There was a discussion in the past few days here about "the most beautiful alphabet", and I put in a good word for Vietnamese, partly because of how impressed I've been seeing examples of Vietnamese calligraphy in Quoc Ngu. These calligarphers use Chinese and Nom as inspirations it seems, but because Vietnamese is a largely monosyllabic language it makes literary and philological sense to treat each syllable (with its accompanying diacritic overload) as a single conceptual unit.

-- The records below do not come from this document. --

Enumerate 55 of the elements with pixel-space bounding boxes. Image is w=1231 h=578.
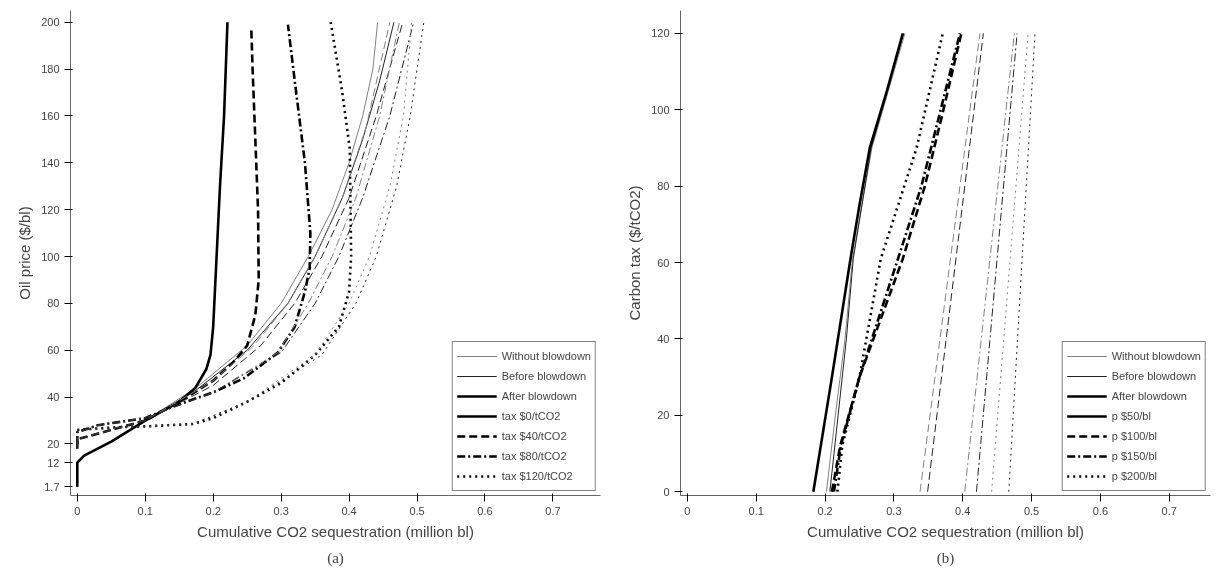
x-tick-label: 0.1 (137, 504, 153, 517)
y-axis-title: Oil price ($/bl) (16, 206, 34, 300)
x-tick-label: 0.4 (955, 504, 971, 517)
y-tick-label: 100 (41, 250, 60, 263)
y-tick-label: 120 (651, 27, 670, 40)
x-tick-label: 0.5 (409, 504, 425, 517)
y-tick-label: 180 (41, 63, 60, 76)
legend-label: Before blowdown (501, 370, 587, 382)
legend-label: Without blowdown (501, 350, 591, 362)
legend-label: p $100/bl (1111, 430, 1157, 442)
x-tick-label: 0.6 (1092, 504, 1109, 517)
x-tick-label: 0 (684, 504, 691, 517)
y-tick-label: 140 (41, 156, 60, 169)
x-tick-label: 0.1 (748, 504, 764, 517)
x-tick-label: 0 (74, 504, 81, 517)
legend-label: p $200/bl (1111, 470, 1157, 482)
text: After blowdown (501, 390, 577, 402)
text: (b) (936, 549, 955, 567)
x-tick-label: 0.3 (273, 504, 289, 517)
legend-label: p $150/bl (1111, 450, 1157, 462)
x-tick-label: 0.2 (205, 504, 221, 517)
y-tick-label: 160 (41, 109, 60, 122)
legend-label: tax $80/tCO2 (501, 450, 567, 462)
y-tick-label: 80 (47, 297, 60, 310)
y-tick-label: 60 (657, 256, 670, 269)
x-tick-label: 0.5 (1023, 504, 1040, 517)
y-tick-label: 20 (47, 437, 60, 450)
legend-label: Without blowdown (1111, 350, 1201, 362)
y-tick-label: 60 (47, 344, 60, 357)
x-tick-label: 0.7 (545, 504, 561, 517)
y-tick-label: 0 (663, 485, 670, 498)
x-tick-label: 0.2 (817, 504, 833, 517)
y-tick-label: 1.7 (44, 480, 60, 493)
x-axis-title: Cumulative CO2 sequestration (million bl) (197, 522, 474, 540)
legend-label: tax $120/tCO2 (501, 470, 573, 482)
y-tick-label: 120 (41, 203, 60, 216)
text: tax $0/tCO2 (501, 410, 561, 422)
x-tick-label: 0.4 (341, 504, 357, 517)
legend-label: tax $40/tCO2 (501, 430, 567, 442)
text: After blowdown (1111, 390, 1187, 402)
text: p $50/bl (1111, 410, 1151, 422)
y-tick-label: 40 (47, 391, 60, 404)
y-tick-label: 40 (657, 332, 670, 345)
y-tick-label: 100 (651, 103, 670, 116)
legend-label: Before blowdown (1111, 370, 1197, 382)
x-axis-title: Cumulative CO2 sequestration (million bl) (807, 522, 1084, 540)
y-tick-label: 80 (657, 180, 670, 193)
y-tick-label: 200 (41, 16, 60, 29)
x-tick-label: 0.7 (1161, 504, 1177, 517)
y-tick-label: 12 (47, 456, 60, 469)
text: (a) (327, 549, 344, 567)
y-axis-title: Carbon tax ($/tCO2) (626, 185, 644, 321)
x-tick-label: 0.3 (886, 504, 902, 517)
x-tick-label: 0.6 (477, 504, 493, 517)
y-tick-label: 20 (657, 409, 670, 422)
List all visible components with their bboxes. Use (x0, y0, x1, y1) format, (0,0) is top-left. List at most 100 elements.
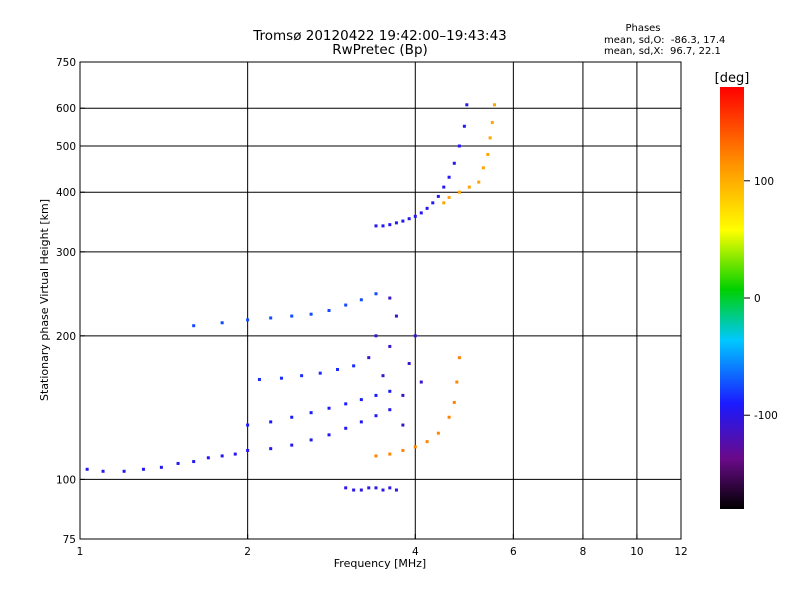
echo-point (327, 406, 331, 410)
echo-point (318, 371, 322, 375)
echo-point (394, 488, 398, 492)
echo-point (401, 219, 405, 223)
echo-point (462, 124, 466, 128)
echo-point (269, 447, 273, 451)
echo-point (488, 136, 492, 140)
y-tick-label: 200 (56, 331, 76, 343)
colorbar-label: [deg] (715, 71, 750, 86)
echo-point (413, 445, 417, 449)
echo-point (436, 431, 440, 435)
echo-point (309, 411, 313, 415)
echo-point (447, 415, 451, 419)
echo-point (246, 423, 250, 427)
x-tick-label: 8 (580, 546, 587, 558)
echo-point (388, 296, 392, 300)
echo-point (220, 454, 224, 458)
echo-point (344, 426, 348, 430)
x-tick-label: 6 (510, 546, 517, 558)
echo-point (344, 303, 348, 307)
echo-point (419, 380, 423, 384)
x-tick-label: 12 (674, 546, 687, 558)
colorbar-tick-label: 100 (754, 176, 774, 188)
echo-point (141, 467, 145, 471)
echo-point (407, 217, 411, 221)
echo-point (401, 423, 405, 427)
echo-point (436, 194, 440, 198)
echo-point (122, 469, 126, 473)
echo-point (413, 214, 417, 218)
echo-point (407, 361, 411, 365)
echo-point (344, 402, 348, 406)
echo-point (374, 393, 378, 397)
echo-point (457, 356, 461, 360)
echo-point (192, 324, 196, 328)
x-tick-label: 10 (630, 546, 643, 558)
echo-point (486, 152, 490, 156)
echo-point (367, 486, 371, 490)
colorbar (720, 87, 744, 509)
echo-point (220, 321, 224, 325)
echo-point (176, 461, 180, 465)
echo-point (401, 448, 405, 452)
echo-point (388, 389, 392, 393)
x-tick-label: 1 (77, 546, 84, 558)
colorbar-ticks: 100 0 -100 (744, 176, 778, 422)
echo-point (246, 318, 250, 322)
echo-point (352, 488, 356, 492)
echo-point (481, 166, 485, 170)
echo-point (159, 465, 163, 469)
echo-point (457, 190, 461, 194)
echo-point (359, 298, 363, 302)
echo-point (290, 314, 294, 318)
colorbar-tick-label: -100 (754, 410, 778, 422)
colorbar-tick-label: 0 (754, 293, 761, 305)
echo-point (327, 308, 331, 312)
echo-point (290, 443, 294, 447)
echo-point (101, 469, 105, 473)
echo-point (394, 314, 398, 318)
echo-point (457, 144, 461, 148)
echo-point (381, 488, 385, 492)
echo-point (269, 316, 273, 320)
echo-point (401, 393, 405, 397)
y-tick-label: 75 (63, 534, 76, 546)
echo-point (388, 408, 392, 412)
echo-point (359, 420, 363, 424)
echo-point (374, 334, 378, 338)
echo-point (309, 438, 313, 442)
echo-point (206, 456, 210, 460)
echo-point (492, 103, 496, 107)
echo-point (442, 185, 446, 189)
echo-point (388, 223, 392, 227)
grid-lines (80, 62, 681, 539)
phase-stats-o: mean, sd,O: -86.3, 17.4 (604, 35, 725, 46)
y-tick-label: 500 (56, 141, 76, 153)
chart-subtitle: RwPretec (Bp) (332, 42, 428, 58)
x-axis-label: Frequency [MHz] (334, 557, 426, 570)
echo-point (374, 224, 378, 228)
echo-point (388, 486, 392, 490)
y-tick-label: 400 (56, 187, 76, 199)
echo-point (359, 488, 363, 492)
echo-point (477, 180, 481, 184)
plot-frame (79, 61, 682, 540)
y-axis-label: Stationary phase Virtual Height [km] (38, 199, 51, 401)
echo-point (352, 364, 356, 368)
echo-point (309, 312, 313, 316)
echo-point (344, 486, 348, 490)
echo-point (467, 185, 471, 189)
chart-title: Tromsø 20120422 19:42:00–19:43:43 (252, 28, 507, 44)
echo-point (425, 440, 429, 444)
echo-point (431, 201, 435, 205)
data-points (85, 103, 496, 492)
echo-point (374, 292, 378, 296)
echo-point (374, 486, 378, 490)
echo-point (419, 211, 423, 215)
echo-point (290, 415, 294, 419)
echo-point (394, 221, 398, 225)
echo-point (269, 420, 273, 424)
x-tick-label: 4 (412, 546, 419, 558)
echo-point (327, 433, 331, 437)
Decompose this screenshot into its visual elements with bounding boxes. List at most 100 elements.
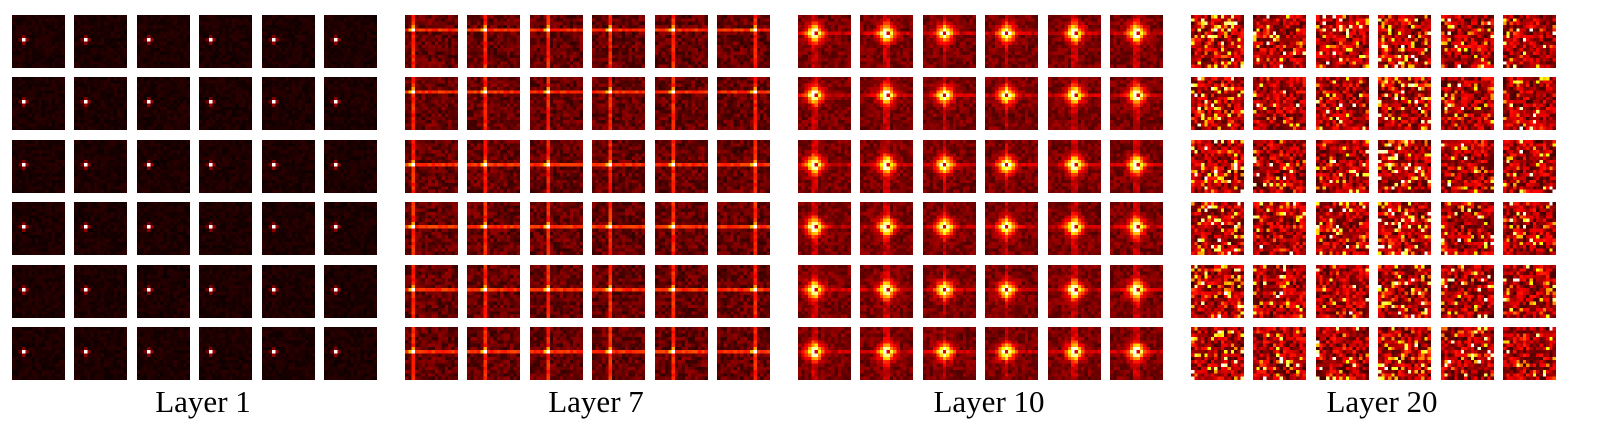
heatmap-cell <box>1253 15 1306 68</box>
heatmap-cell <box>1378 15 1431 68</box>
heatmap-cell <box>860 202 913 255</box>
heatmap-cell <box>467 140 520 193</box>
heatmap-cell <box>1048 327 1101 380</box>
heatmap-cell <box>1503 140 1556 193</box>
heatmap-cell <box>923 202 976 255</box>
heatmap-cell <box>1253 265 1306 318</box>
heatmap-cell <box>860 140 913 193</box>
heatmap-cell <box>405 15 458 68</box>
heatmap-cell <box>1441 202 1494 255</box>
heatmap-cell <box>199 265 252 318</box>
heatmap-cell <box>985 265 1038 318</box>
heatmap-cell <box>655 202 708 255</box>
heatmap-cell <box>1503 15 1556 68</box>
heatmap-cell <box>860 327 913 380</box>
heatmap-cell <box>717 15 770 68</box>
heatmap-cell <box>1110 265 1163 318</box>
heatmap-cell <box>137 77 190 130</box>
heatmap-cell <box>74 77 127 130</box>
heatmap-cell <box>1191 15 1244 68</box>
heatmap-cell <box>923 140 976 193</box>
heatmap-cell <box>985 202 1038 255</box>
heatmap-cell <box>860 265 913 318</box>
layer-7-label: Layer 7 <box>405 384 787 420</box>
heatmap-cell <box>1316 15 1369 68</box>
heatmap-cell <box>798 15 851 68</box>
heatmap-cell <box>1048 265 1101 318</box>
heatmap-cell <box>923 77 976 130</box>
heatmap-cell <box>324 202 377 255</box>
heatmap-cell <box>717 140 770 193</box>
heatmap-cell <box>1441 327 1494 380</box>
heatmap-cell <box>1503 265 1556 318</box>
heatmap-cell <box>199 15 252 68</box>
heatmap-cell <box>12 202 65 255</box>
heatmap-cell <box>405 77 458 130</box>
heatmap-cell <box>324 77 377 130</box>
heatmap-cell <box>530 265 583 318</box>
heatmap-cell <box>1191 77 1244 130</box>
heatmap-cell <box>1191 265 1244 318</box>
heatmap-cell <box>467 77 520 130</box>
heatmap-cell <box>74 140 127 193</box>
heatmap-cell <box>467 15 520 68</box>
heatmap-cell <box>1378 327 1431 380</box>
heatmap-cell <box>74 327 127 380</box>
heatmap-cell <box>592 140 645 193</box>
layer-10-label: Layer 10 <box>798 384 1180 420</box>
heatmap-cell <box>1110 327 1163 380</box>
heatmap-cell <box>1048 15 1101 68</box>
heatmap-cell <box>74 202 127 255</box>
heatmap-cell <box>1441 140 1494 193</box>
heatmap-cell <box>655 265 708 318</box>
heatmap-cell <box>1191 140 1244 193</box>
heatmap-cell <box>324 140 377 193</box>
heatmap-cell <box>655 327 708 380</box>
heatmap-cell <box>199 327 252 380</box>
heatmap-cell <box>1253 327 1306 380</box>
heatmap-cell <box>405 327 458 380</box>
heatmap-cell <box>1316 265 1369 318</box>
heatmap-cell <box>262 77 315 130</box>
heatmap-cell <box>12 327 65 380</box>
heatmap-cell <box>137 15 190 68</box>
heatmap-cell <box>137 140 190 193</box>
heatmap-cell <box>1378 140 1431 193</box>
layer-7-panel: Layer 7 <box>405 0 787 445</box>
heatmap-cell <box>324 15 377 68</box>
heatmap-cell <box>199 77 252 130</box>
layer-20-label: Layer 20 <box>1191 384 1573 420</box>
heatmap-cell <box>655 140 708 193</box>
heatmap-cell <box>467 327 520 380</box>
heatmap-cell <box>530 140 583 193</box>
heatmap-cell <box>12 265 65 318</box>
heatmap-cell <box>985 15 1038 68</box>
heatmap-cell <box>262 265 315 318</box>
heatmap-cell <box>592 327 645 380</box>
heatmap-cell <box>923 15 976 68</box>
heatmap-cell <box>1048 77 1101 130</box>
heatmap-cell <box>1503 77 1556 130</box>
heatmap-cell <box>860 77 913 130</box>
heatmap-cell <box>717 202 770 255</box>
heatmap-cell <box>405 140 458 193</box>
heatmap-cell <box>137 327 190 380</box>
heatmap-cell <box>262 15 315 68</box>
heatmap-cell <box>137 265 190 318</box>
heatmap-cell <box>1110 140 1163 193</box>
heatmap-cell <box>985 327 1038 380</box>
heatmap-cell <box>74 15 127 68</box>
heatmap-cell <box>1316 327 1369 380</box>
heatmap-cell <box>74 265 127 318</box>
heatmap-cell <box>798 77 851 130</box>
heatmap-cell <box>1316 77 1369 130</box>
heatmap-cell <box>1503 327 1556 380</box>
heatmap-cell <box>860 15 913 68</box>
heatmap-cell <box>1253 140 1306 193</box>
layer-1-panel: Layer 1 <box>12 0 394 445</box>
heatmap-cell <box>923 327 976 380</box>
heatmap-cell <box>1441 15 1494 68</box>
heatmap-cell <box>1503 202 1556 255</box>
heatmap-cell <box>1048 202 1101 255</box>
heatmap-cell <box>530 15 583 68</box>
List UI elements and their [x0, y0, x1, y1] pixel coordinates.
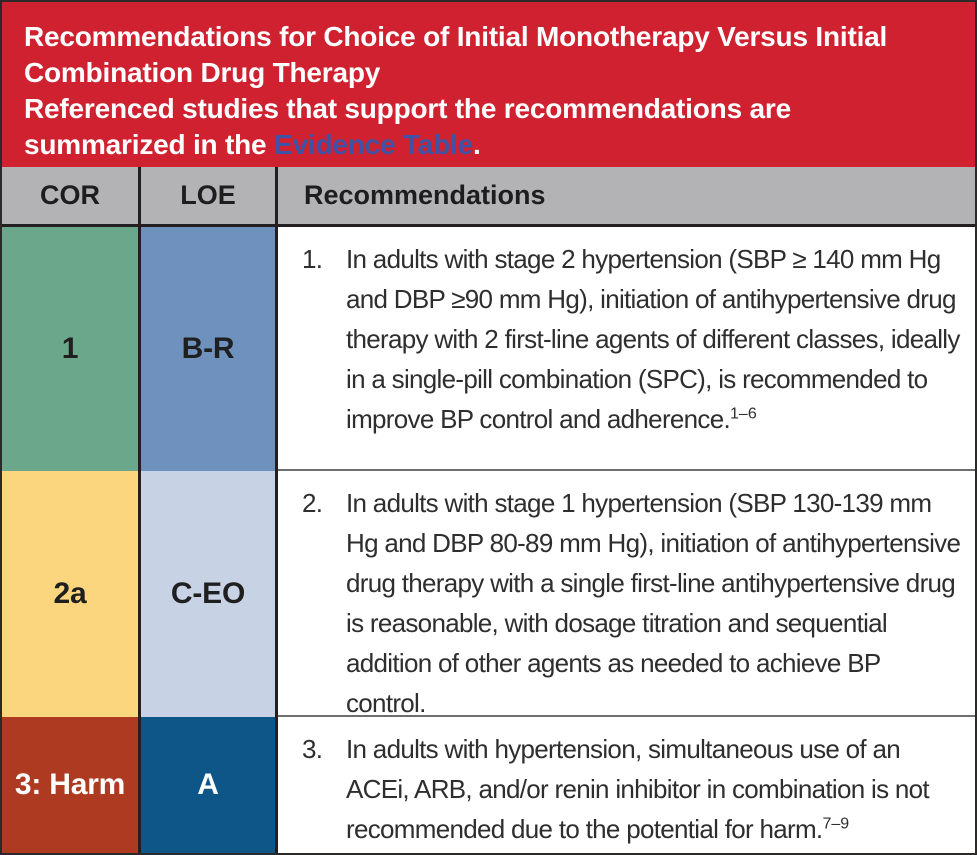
loe-badge-row2: C-EO	[141, 471, 278, 717]
banner-title-line1: Recommendations for Choice of Initial Mo…	[24, 21, 888, 52]
recommendation-text-1: In adults with stage 2 hypertension (SBP…	[346, 244, 960, 434]
recommendation-citation-3: 7–9	[822, 815, 850, 833]
banner-subtitle: Referenced studies that support the reco…	[24, 91, 953, 163]
loe-badge-row1: B-R	[141, 227, 278, 471]
recommendation-item-3: 3. In adults with hypertension, simultane…	[302, 729, 963, 849]
recommendations-table: COR LOE Recommendations 1 B-R 1. In adult…	[2, 167, 975, 853]
banner-title: Recommendations for Choice of Initial Mo…	[24, 19, 953, 91]
cor-badge-row1: 1	[2, 227, 141, 471]
recommendation-number-2: 2.	[302, 488, 323, 518]
cor-badge-row2: 2a	[2, 471, 141, 717]
recommendation-item-2: 2. In adults with stage 1 hypertension (S…	[302, 483, 963, 717]
recommendation-text-2: In adults with stage 1 hypertension (SBP…	[346, 488, 961, 717]
evidence-table-link[interactable]: Evidence Table	[274, 129, 473, 160]
recommendation-number-3: 3.	[302, 734, 323, 764]
recommendation-citation-1: 1–6	[730, 405, 757, 423]
recommendation-item-1: 1. In adults with stage 2 hypertension (S…	[302, 239, 963, 439]
column-header-cor: COR	[2, 167, 141, 227]
recommendation-number-1: 1.	[302, 244, 323, 274]
banner-subtitle-period: .	[473, 129, 481, 160]
recommendation-text-3: In adults with hypertension, simultaneou…	[346, 734, 930, 844]
column-header-recommendations: Recommendations	[278, 167, 975, 227]
banner: Recommendations for Choice of Initial Mo…	[2, 2, 975, 167]
cor-badge-row3: 3: Harm	[2, 717, 141, 853]
banner-title-line2: Combination Drug Therapy	[24, 57, 381, 88]
column-header-loe: LOE	[141, 167, 278, 227]
recommendation-cell-row3: 3. In adults with hypertension, simultane…	[278, 717, 975, 853]
recommendation-cell-row1: 1. In adults with stage 2 hypertension (S…	[278, 227, 975, 471]
recommendation-cell-row2: 2. In adults with stage 1 hypertension (S…	[278, 471, 975, 717]
loe-badge-row3: A	[141, 717, 278, 853]
banner-subtitle-text: Referenced studies that support the reco…	[24, 93, 791, 160]
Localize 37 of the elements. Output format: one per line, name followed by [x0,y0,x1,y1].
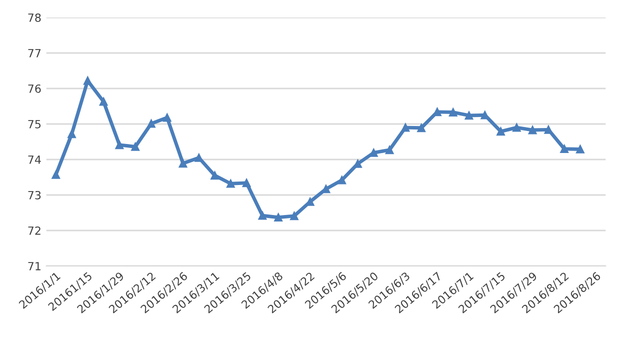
y-tick-label: 73 [28,190,41,200]
point [290,212,298,220]
point [448,108,458,116]
point [131,142,140,151]
point [464,111,474,120]
point [83,76,92,85]
point [258,211,267,220]
point [576,145,584,154]
point [162,113,172,122]
point [528,126,537,134]
point [99,97,108,106]
point [401,123,410,132]
y-tick-label: 76 [28,84,41,93]
point [433,108,442,116]
point [242,178,251,188]
point [512,123,521,132]
point [68,130,76,138]
point [354,160,362,168]
point [115,140,124,150]
point [560,144,568,154]
y-tick-label: 77 [28,49,41,58]
point [226,179,235,188]
point [274,213,282,222]
y-tick-label: 78 [28,13,41,22]
y-tick-label: 71 [28,262,40,270]
point [338,176,346,184]
point [417,124,426,132]
point [52,170,60,179]
y-tick-label: 72 [28,226,40,235]
point [178,159,188,168]
point [544,126,553,134]
point [496,127,505,136]
y-tick-label: 75 [28,120,41,128]
point [210,171,219,180]
y-tick-label: 74 [28,156,41,164]
point [385,146,394,154]
point [147,119,156,128]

It made me wonder how Vietnamese calligraphers see their work in its historical context - building on the past, relating to the past while avoiding pastiche, or developing new forms, etc. I studied Japanese at university in London and have access to SOAS library, which turned up precisely nothing - there doesn't seem to be anything in English on this subject. The situation of Vietnamese calligraphers might relate to Turkey too in its transition from Ottoman to modern Turkish - Emin Barın's work is example of someone crossing that bridge, working historically and creatively.
For Vietnamese examples, see http://www.svcsaigon.com/index.php?thuphap=DetailView&cid=742&catid=23&P...
or just Google Image “thu phap” (calligraphy), and there are some wonderful results.
I've been thinking that this whole subject might make an article if I can get some information together. Does anyone have any Vietnamese contacts with some knowledge about this, or does anyone know any books exploring either modern Vietnamese calligraphy, or the subject of, how shall I put it - transitional calligraphy, calligraphy at a time of script change?
The same considerations apply to fonts too of course, except perhaps that in font design there is more of an unhappy opposition between pastiche novelty fonts and wholesale adoption of an inappropriate - but inexpensive - Western model.